As máscaras da província de Zamora, do Nordeste Transmontano e do Douro foram alvo de um estudo antropológico, por parte de uma equipa de investigadores de Portugal e Espanha, que resultou no primeiro livro científico sobre a matéria.
Usadas desde a Antiguidade, as máscaras, nas suas diferentes formas e feitios, sobreviveram à passagem do tempo para continuarem, hoje em dia, a sair à rua com as mesmas funções que teriam em outros tempos.
Lançado em pleno dia de Carnaval, no Museu Ibérico da Máscara e do Traje, o livro envolveu, para além da pesquisa bibliográfica, a realização de entrevistas orais a pessoas que ainda participam nestas festas por tradição.
Uma das principais conclusões apontadas pelo investigador espanhol, Jesús Nuñez, é que a tradição está mais arreigada do lado português do que do outro lado da fronteira.
“O território deve ser visto como um só porque a tradição é a mesma, mas Espanha tem deixado a tradição contagiar-se de modernidade”.
Por isso, o investigador António Tiza deixa no livro o desafio às autoridades competentes para promoverem as máscaras a Bem de Interesse Turístico Regional e de Interesse Cultural.
“A classificação pretendida de festas de Interesse Turístico Regional e Bem de Interesse Cultural a atribuir às máscaras tradicionais e a todo o conjunto de rituais que elas envolvem, na região de Bragança e de Zamora, é uma questão de justiça e de reconhecimento público da riqueza destes valores do nosso património histórico-cultural”, escreveu o investigador.
Uma abordagem histórica à máscara, feita pelos investigadores, remete para um primeiro uso deste artefacto na Antiga Grécia, como adereço imprescindível dos actores na chamada comédia grega. Mais tarde, os romanos haviam de traduzir a palavra grega “próssopou” (máscara) para “persona”, numa evolução do significado ontológico de pessoa humana que ainda hoje se mantém nas línguas actuais.
A partir do Renascimento a máscara retomou as funções do classicismo greco-romano nas representações teatrais com a mesma finalidade de conferir ao actor uma pretensa personalidade.

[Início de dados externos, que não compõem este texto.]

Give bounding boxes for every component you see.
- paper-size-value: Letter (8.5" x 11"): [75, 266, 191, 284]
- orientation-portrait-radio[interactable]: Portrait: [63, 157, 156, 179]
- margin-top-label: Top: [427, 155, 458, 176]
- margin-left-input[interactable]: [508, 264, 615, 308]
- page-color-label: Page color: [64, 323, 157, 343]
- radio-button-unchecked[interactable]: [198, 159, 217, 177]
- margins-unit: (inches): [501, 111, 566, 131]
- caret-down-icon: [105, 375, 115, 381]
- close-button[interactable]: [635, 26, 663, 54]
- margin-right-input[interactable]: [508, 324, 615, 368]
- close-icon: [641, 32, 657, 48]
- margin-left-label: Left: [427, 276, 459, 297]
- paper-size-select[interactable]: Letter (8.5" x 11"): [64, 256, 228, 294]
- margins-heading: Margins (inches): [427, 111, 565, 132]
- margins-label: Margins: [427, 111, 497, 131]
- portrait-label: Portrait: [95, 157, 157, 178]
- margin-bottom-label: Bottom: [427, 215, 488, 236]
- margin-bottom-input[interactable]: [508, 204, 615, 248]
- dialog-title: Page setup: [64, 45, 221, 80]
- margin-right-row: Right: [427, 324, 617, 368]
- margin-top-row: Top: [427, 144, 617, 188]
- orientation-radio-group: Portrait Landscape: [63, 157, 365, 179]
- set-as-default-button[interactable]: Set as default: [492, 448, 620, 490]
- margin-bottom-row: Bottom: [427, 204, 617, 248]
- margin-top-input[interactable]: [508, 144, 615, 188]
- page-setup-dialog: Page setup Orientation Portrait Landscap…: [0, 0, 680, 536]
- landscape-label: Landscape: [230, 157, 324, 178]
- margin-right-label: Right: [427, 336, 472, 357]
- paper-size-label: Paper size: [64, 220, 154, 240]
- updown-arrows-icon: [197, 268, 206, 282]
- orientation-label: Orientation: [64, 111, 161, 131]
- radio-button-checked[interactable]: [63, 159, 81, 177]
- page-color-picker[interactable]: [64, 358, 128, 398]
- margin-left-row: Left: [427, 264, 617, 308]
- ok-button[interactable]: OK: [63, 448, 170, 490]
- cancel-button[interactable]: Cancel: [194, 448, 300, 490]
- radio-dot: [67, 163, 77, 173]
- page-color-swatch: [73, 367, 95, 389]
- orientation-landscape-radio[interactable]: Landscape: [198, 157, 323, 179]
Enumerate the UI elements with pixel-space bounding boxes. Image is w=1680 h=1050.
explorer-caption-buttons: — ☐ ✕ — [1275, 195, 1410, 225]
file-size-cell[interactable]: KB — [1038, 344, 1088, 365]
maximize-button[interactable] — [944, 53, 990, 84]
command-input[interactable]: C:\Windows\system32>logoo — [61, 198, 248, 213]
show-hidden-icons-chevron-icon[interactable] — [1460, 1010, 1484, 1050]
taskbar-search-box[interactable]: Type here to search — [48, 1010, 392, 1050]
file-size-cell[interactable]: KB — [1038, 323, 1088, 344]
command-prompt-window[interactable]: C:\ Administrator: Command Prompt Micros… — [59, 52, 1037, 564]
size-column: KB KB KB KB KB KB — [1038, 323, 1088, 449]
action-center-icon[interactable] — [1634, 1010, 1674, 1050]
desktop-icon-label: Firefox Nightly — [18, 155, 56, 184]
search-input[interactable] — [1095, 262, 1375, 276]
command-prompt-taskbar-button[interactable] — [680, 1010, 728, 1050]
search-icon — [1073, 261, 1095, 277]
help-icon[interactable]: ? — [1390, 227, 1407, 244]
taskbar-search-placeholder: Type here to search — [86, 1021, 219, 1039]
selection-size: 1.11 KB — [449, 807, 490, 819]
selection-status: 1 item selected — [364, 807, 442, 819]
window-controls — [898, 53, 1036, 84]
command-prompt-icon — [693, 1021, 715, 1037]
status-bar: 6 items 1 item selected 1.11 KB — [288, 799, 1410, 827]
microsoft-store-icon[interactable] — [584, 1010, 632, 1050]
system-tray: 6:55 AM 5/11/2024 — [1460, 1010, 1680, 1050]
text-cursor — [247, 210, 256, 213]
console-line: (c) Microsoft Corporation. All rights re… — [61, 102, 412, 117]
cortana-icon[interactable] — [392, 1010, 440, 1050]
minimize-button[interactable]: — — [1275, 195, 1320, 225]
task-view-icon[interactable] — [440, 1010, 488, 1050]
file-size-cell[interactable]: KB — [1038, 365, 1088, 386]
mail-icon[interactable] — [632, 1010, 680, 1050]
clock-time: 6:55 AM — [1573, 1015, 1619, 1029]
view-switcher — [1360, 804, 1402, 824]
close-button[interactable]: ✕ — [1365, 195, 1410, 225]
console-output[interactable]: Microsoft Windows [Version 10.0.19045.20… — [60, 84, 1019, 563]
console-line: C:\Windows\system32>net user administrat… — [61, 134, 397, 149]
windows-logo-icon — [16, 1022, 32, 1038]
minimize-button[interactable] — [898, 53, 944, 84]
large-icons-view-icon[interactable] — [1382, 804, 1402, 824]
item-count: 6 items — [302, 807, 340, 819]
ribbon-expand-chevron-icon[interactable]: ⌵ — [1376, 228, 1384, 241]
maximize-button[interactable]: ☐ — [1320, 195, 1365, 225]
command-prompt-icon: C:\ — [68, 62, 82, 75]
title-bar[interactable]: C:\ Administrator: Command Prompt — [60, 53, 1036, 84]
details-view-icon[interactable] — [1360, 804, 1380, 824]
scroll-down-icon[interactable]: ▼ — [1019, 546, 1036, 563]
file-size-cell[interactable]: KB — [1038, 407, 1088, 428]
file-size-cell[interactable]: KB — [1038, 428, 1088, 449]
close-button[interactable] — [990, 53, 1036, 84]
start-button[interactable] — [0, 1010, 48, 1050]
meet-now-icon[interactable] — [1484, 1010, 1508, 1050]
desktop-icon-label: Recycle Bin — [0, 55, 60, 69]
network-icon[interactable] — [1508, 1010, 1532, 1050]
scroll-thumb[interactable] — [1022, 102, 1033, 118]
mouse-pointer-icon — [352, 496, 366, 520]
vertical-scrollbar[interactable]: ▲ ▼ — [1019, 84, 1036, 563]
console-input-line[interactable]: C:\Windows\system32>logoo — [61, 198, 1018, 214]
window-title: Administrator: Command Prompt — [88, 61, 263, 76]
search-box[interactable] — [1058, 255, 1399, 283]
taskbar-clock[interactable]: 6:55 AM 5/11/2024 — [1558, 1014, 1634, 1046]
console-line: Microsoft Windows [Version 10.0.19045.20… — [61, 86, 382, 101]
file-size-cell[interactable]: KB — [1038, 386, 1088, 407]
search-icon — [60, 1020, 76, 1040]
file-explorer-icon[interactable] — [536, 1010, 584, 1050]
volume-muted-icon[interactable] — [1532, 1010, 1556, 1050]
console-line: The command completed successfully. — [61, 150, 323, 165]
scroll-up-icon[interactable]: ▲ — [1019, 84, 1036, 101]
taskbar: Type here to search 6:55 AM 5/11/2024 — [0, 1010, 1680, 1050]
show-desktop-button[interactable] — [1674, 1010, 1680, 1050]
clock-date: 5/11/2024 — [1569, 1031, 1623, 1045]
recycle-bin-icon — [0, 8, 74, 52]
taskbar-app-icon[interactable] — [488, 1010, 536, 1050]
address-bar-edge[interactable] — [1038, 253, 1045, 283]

Os autores apontam ainda que nos povos da Antiguidade a máscara surge também como adereço indispensável ao exercício de rituais sagrados.
O início da cristianização marcou a interdição das festas dos mascarados por parte das autoridades religiosas mas, no período medieval, viria a consagrar-se a convivência pacífica entre os rituais pagãos e cristãos, enquadrando os primeiros em benefício dos segundos.
António Tiza referiu ainda que já na actualidade, as tradições voltariam a sofrer interdições por parte do regime do Estado Novo, em Portugal, e do regime de Franco, em Espanha. Mas, apesar das evoluções e retrocessos da Histórias, as festas dos mascarados conseguiram “sobreviver” a par das festas cristãs, complementando-se e, por vezes, realizando-se até no mesmo tempo e no mesmo espaço.
Apesar de “não haver uma máscara tipicamente portuguesa”, como referiu António Tiza, há peculiaridades e diferenças de localidade para localidade e, por vezes, até entre aldeias vizinhas. Por exemplo, enquanto que na localidade de Salsas as máscaras são, usualmente, de madeira ou cortiça, já na zona da Lombada são de latão.
“O uso da máscara do lado espanhol tem as mesmas finalidades que do lado português, não há uma máscara portuguesa, há máscaras que são elementos fundamentais nesta tradição”, explicou.
Diferenças há também ao nível da simbologia. Enquanto que na zona de Miranda do Douro as festas dos mascarados estão mais associadas aos ritos da fertilidade, já na zona de Bragança remetem para a purificação e expurgação dos males da comunidade por via da crítica social.
O livro, “Máscaras da Província de Zamora, do Nordeste Transmontano e do Douro”, está escrito em espanhol e português e foi encomendado pela câmara de Bragança, ao abrigo do programa Interreg. No entender do autarca brigantino, Jorge Nunes, a obra é “indispensável” e será uma “mais-valia” para todos os visitantes que passam pelo Museu Ibérico da Máscara e do Traje e pretendem “levar algo mais e aprofundar o conhecimento sobre a temática”.
A apresentação do livro coincidiu com a data em que o Museu Ibérico assinalou dois anos de abertura ao público. Até ao momento passaram por aquele espaço 35 mil visitantes.